Anne ve babaların kendilerini eğitmeleri ve çocuklarına örnek teşkil edebilecek seviyeye gelmeleri son derece önemlidir.

Çünkü çocuklar önce anne babalarını taklit ederek hayata hazırlanırlar.

İyi örnek olabilmek için, anne babaların sürekli olarak kendilerini geliştirmeleri, bunun için de öncelikle öğrenmeye açık olmaları gerekmektedir.

Oysa vaktimizin çoğunu televizyon alıyor. İnsanımız günde ortalama beş saat televizyon seyrediyor. Okuma oranımız ise yüzümüzü kızartacak kadar düşük…

Yani yapılması gereken şey ortada: Televizyonu kapatıp kitabı açmak…

Kitap okumamak için uydurduğumuz bahanelerin hiçbiri geçerli değil... Ne kitapların fiyatı, ne zaman kıtlığı, ne şu, ne bu… Her şeye para ve zaman bulduğumuz halde kitaba bulamamamız okumaya niyetli olmayışımızdandır…

Zaten okumamanın mazereti olamaz. Bu konuda sadece kendimizi kandırıyoruz. Tembelliğimize ve bencilliğimize kılıf uyduruyoruz.
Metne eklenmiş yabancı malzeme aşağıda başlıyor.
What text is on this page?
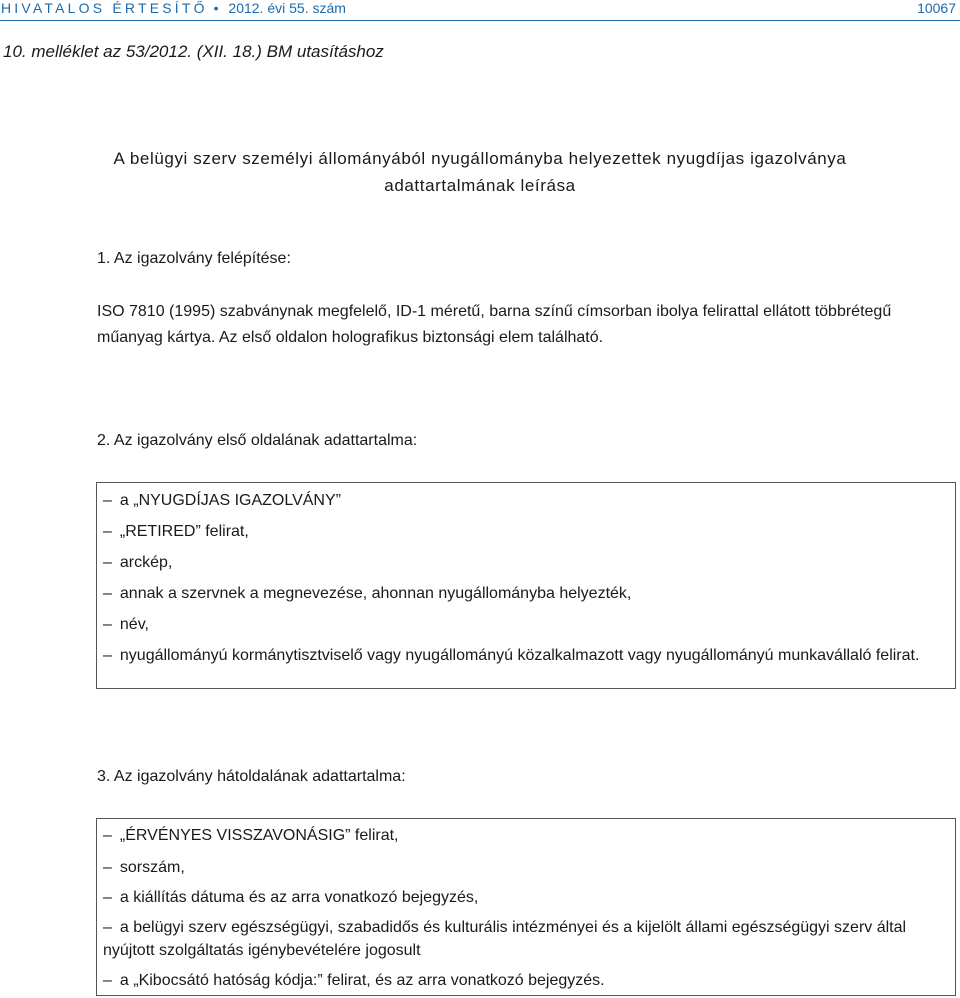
HIVATALOS ÉRTESÍTŐ • 2012. évi 55. szám	10067
10. melléklet az 53/2012. (XII. 18.) BM utasításhoz
A belügyi szerv személyi állományából nyugállományba helyezettek nyugdíjas igazolványa
adattartalmának leírása
1. Az igazolvány felépítése:
ISO 7810 (1995) szabványnak megfelelő, ID-1 méretű, barna színű címsorban ibolya felirattal ellátott többrétegű műanyag kártya. Az első oldalon holografikus biztonsági elem található.
2. Az igazolvány első oldalának adattartalma:
– a „NYUGDÍJAS IGAZOLVÁNY”
– „RETIRED” felirat,
– arckép,
– annak a szervnek a megnevezése, ahonnan nyugállományba helyezték,
– név,
– nyugállományú kormánytisztviselő vagy nyugállományú közalkalmazott vagy nyugállományú munkavállaló felirat.
3. Az igazolvány hátoldalának adattartalma:
– „ÉRVÉNYES VISSZAVONÁSIG” felirat,
– sorszám,
– a kiállítás dátuma és az arra vonatkozó bejegyzés,
– a belügyi szerv egészségügyi, szabadidős és kulturális intézményei és a kijelölt állami egészségügyi szerv által nyújtott szolgáltatás igénybevételére jogosult
– a „Kibocsátó hatóság kódja:” felirat, és az arra vonatkozó bejegyzés.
Unutmayalım: Bahanelerimiz çocuklarımızın geleceğini kurtarmaz. Kitaba vermediğiniz parayı, günün birinde çocuğunuzun içkisine ya da Allah korusun tabutuna vermek zorunda kalabiliriz.
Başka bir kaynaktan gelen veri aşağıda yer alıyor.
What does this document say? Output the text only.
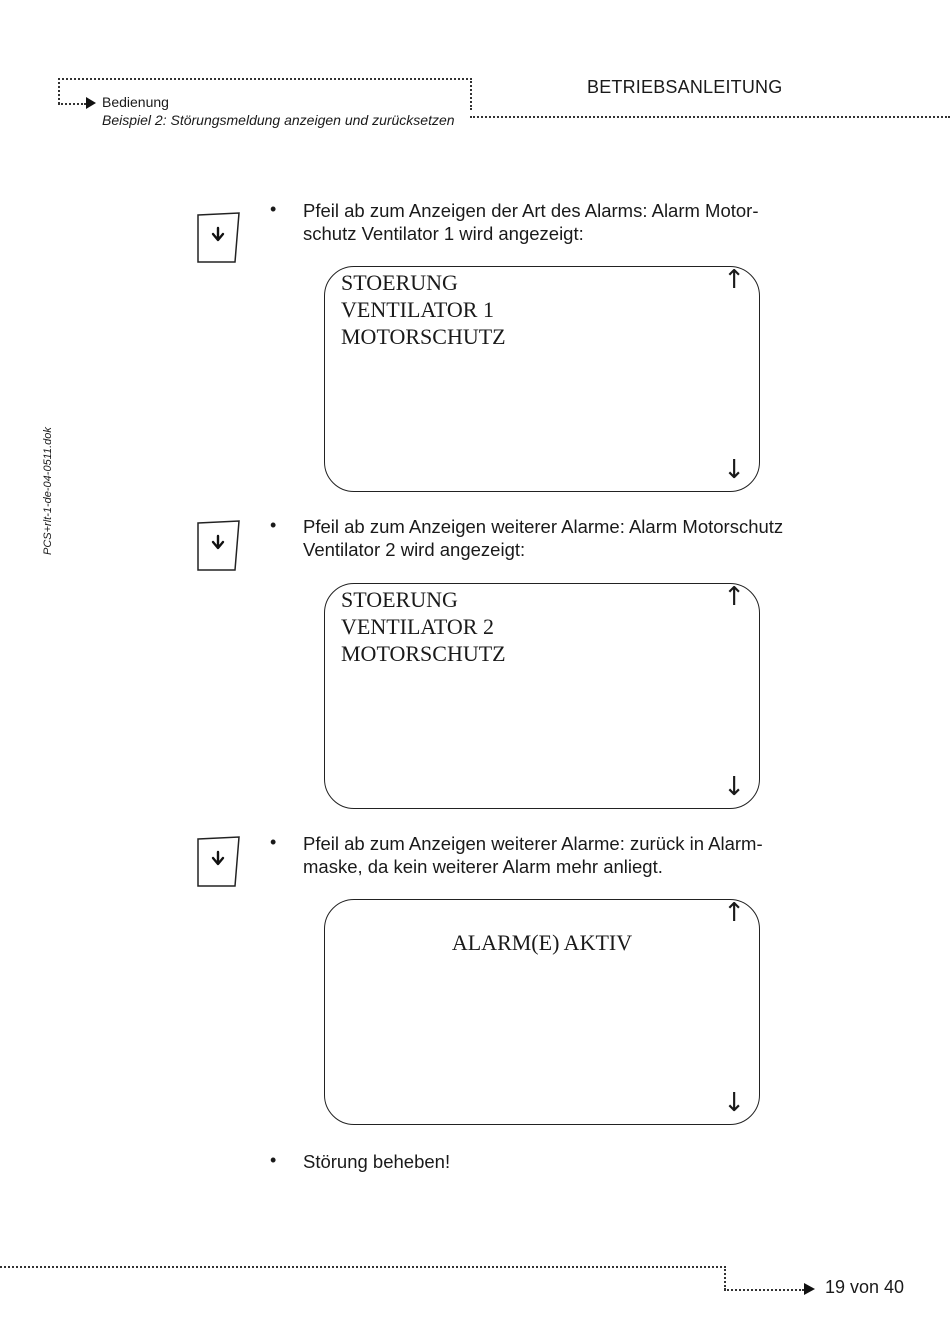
Bedienung
Beispiel 2: Störungsmeldung anzeigen und zurücksetzen
BETRIEBSANLEITUNG
PCS+rlt-1-de-04-0511.dok
• Pfeil ab zum Anzeigen der Art des Alarms: Alarm Motor-
schutz Ventilator 1 wird angezeigt:
STOERUNG
VENTILATOR 1
MOTORSCHUTZ
↑
↓
• Pfeil ab zum Anzeigen weiterer Alarme: Alarm Motorschutz
Ventilator 2 wird angezeigt:
STOERUNG
VENTILATOR 2
MOTORSCHUTZ
↑
↓
• Pfeil ab zum Anzeigen weiterer Alarme: zurück in Alarm-
maske, da kein weiterer Alarm mehr anliegt.
ALARM(E) AKTIV
↑
↓
• Störung beheben!
19 von 40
Dostunuz olarak hepinize şunu tavsiye ediyorum: İyi kitaplar okuyun. Yeni şeyler öğrenmeye vakit ayırın. Evinizi bir anlamda okullaştırmaya çalışın.

Ve asla şunları yapmayın…

• Kendi hayatınızı abartarak ve yaldızlayarak çocuklarınıza anlatmayın...
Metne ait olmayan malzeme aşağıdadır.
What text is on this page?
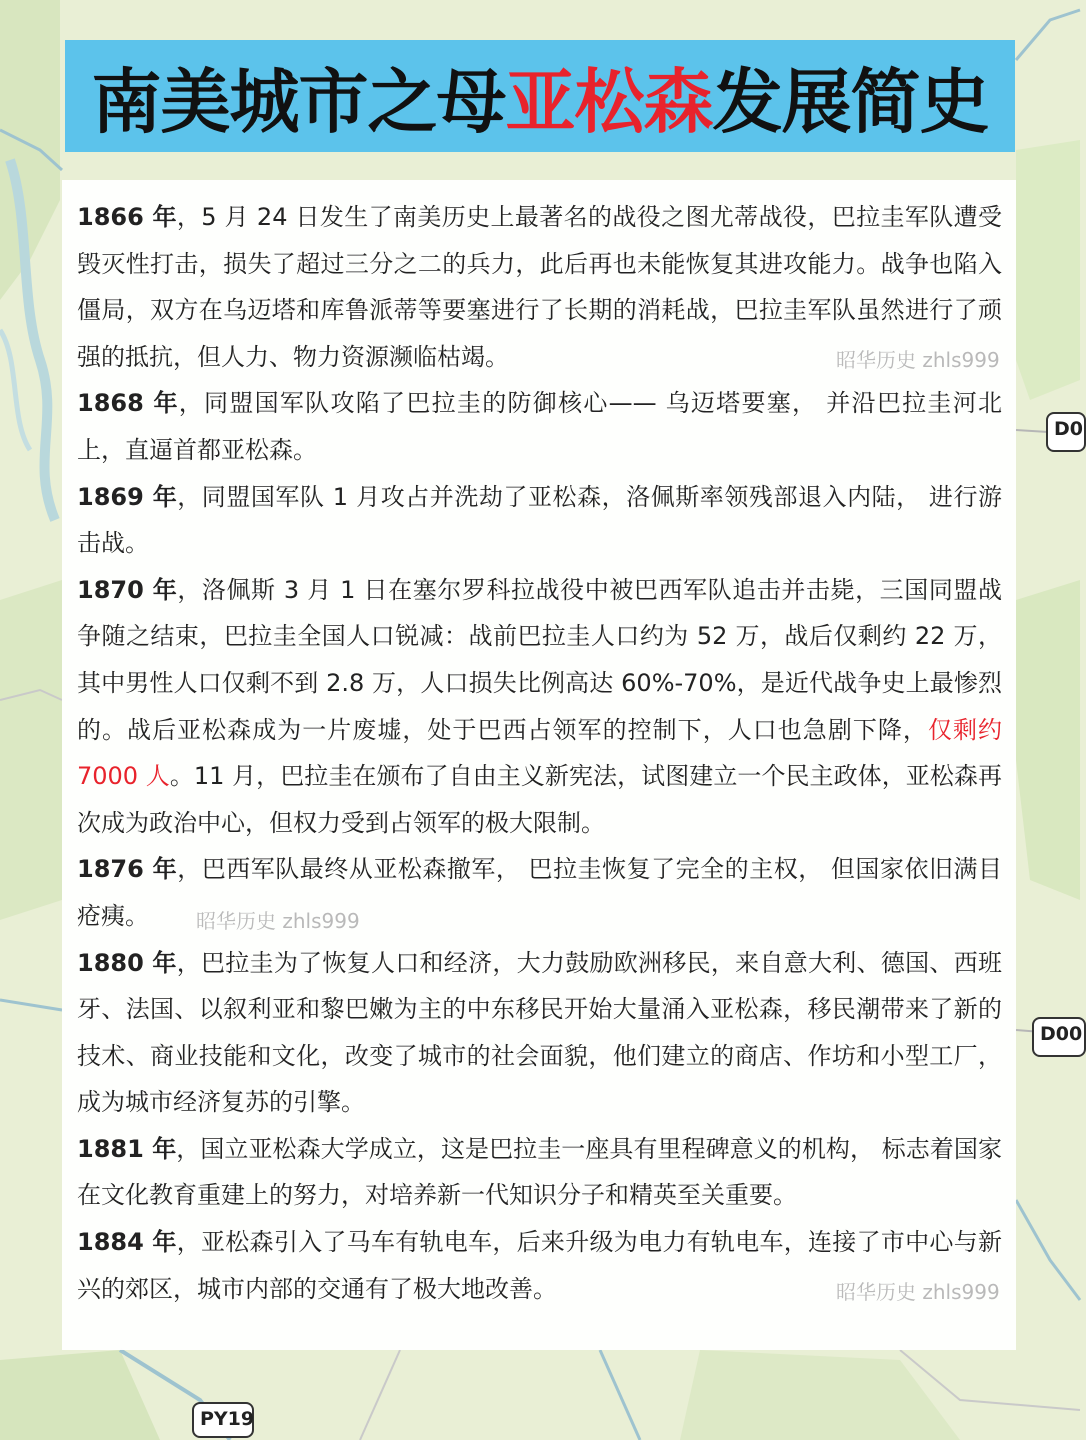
PY19
D0
D00
南美城市之母亚松森发展简史

1866 年，5 月 24 日发生了南美历史上最著名的战役之图尤蒂战役，巴拉圭军队遭受毁灭性打击，损失了超过三分之二的兵力，此后再也未能恢复其进攻能力。战争也陷入僵局，双方在乌迈塔和库鲁派蒂等要塞进行了长期的消耗战，巴拉圭军队虽然进行了顽强的抵抗，但人力、物力资源濒临枯竭。

1868 年，同盟国军队攻陷了巴拉圭的防御核心—— 乌迈塔要塞， 并沿巴拉圭河北上，直逼首都亚松森。

1869 年，同盟国军队 1 月攻占并洗劫了亚松森，洛佩斯率领残部退入内陆， 进行游击战。

1870 年，洛佩斯 3 月 1 日在塞尔罗科拉战役中被巴西军队追击并击毙，三国同盟战争随之结束，巴拉圭全国人口锐减：战前巴拉圭人口约为 52 万，战后仅剩约 22 万，其中男性人口仅剩不到 2.8 万，人口损失比例高达 60%-70%，是近代战争史上最惨烈的。战后亚松森成为一片废墟，处于巴西占领军的控制下，人口也急剧下降，仅剩约 7000 人。11 月，巴拉圭在颁布了自由主义新宪法，试图建立一个民主政体，亚松森再次成为政治中心，但权力受到占领军的极大限制。

1876 年，巴西军队最终从亚松森撤军， 巴拉圭恢复了完全的主权， 但国家依旧满目疮痍。

1880 年，巴拉圭为了恢复人口和经济，大力鼓励欧洲移民，来自意大利、德国、西班牙、法国、以叙利亚和黎巴嫩为主的中东移民开始大量涌入亚松森，移民潮带来了新的技术、商业技能和文化，改变了城市的社会面貌，他们建立的商店、作坊和小型工厂，成为城市经济复苏的引擎。

1881 年，国立亚松森大学成立，这是巴拉圭一座具有里程碑意义的机构， 标志着国家在文化教育重建上的努力，对培养新一代知识分子和精英至关重要。

1884 年，亚松森引入了马车有轨电车，后来升级为电力有轨电车，连接了市中心与新兴的郊区，城市内部的交通有了极大地改善。

昭华历史 zhls999
昭华历史 zhls999
昭华历史 zhls999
• Aile içinde, özellikle de çocuklarınızın yanında kavga etmeyin...

• Eşinize bağırıp çığırmayın...

• Ailede ona-buna emir vermeyin...

• Çocuklarınıza karşı çok cimri olmayın...

• Sürekli olarak parasızlıktan, ekonomik sıkıntılardan, borçlardan filan yakınmayın...

• Çocuklarınızı boyuna sorgulamayın...

• Arkadaşlarının, ya da birbirlerinin yanında onları küçük düşürmeyin...

• Sürekli olarak daha başarılı çocukları onlara örnek göstermeyin...

• Hiçbir zaman çocuklarınızı aşağılamayın...

• Çocuklarınızla oynadığınız her oyunu mutlaka kazanmaya çalışmayın...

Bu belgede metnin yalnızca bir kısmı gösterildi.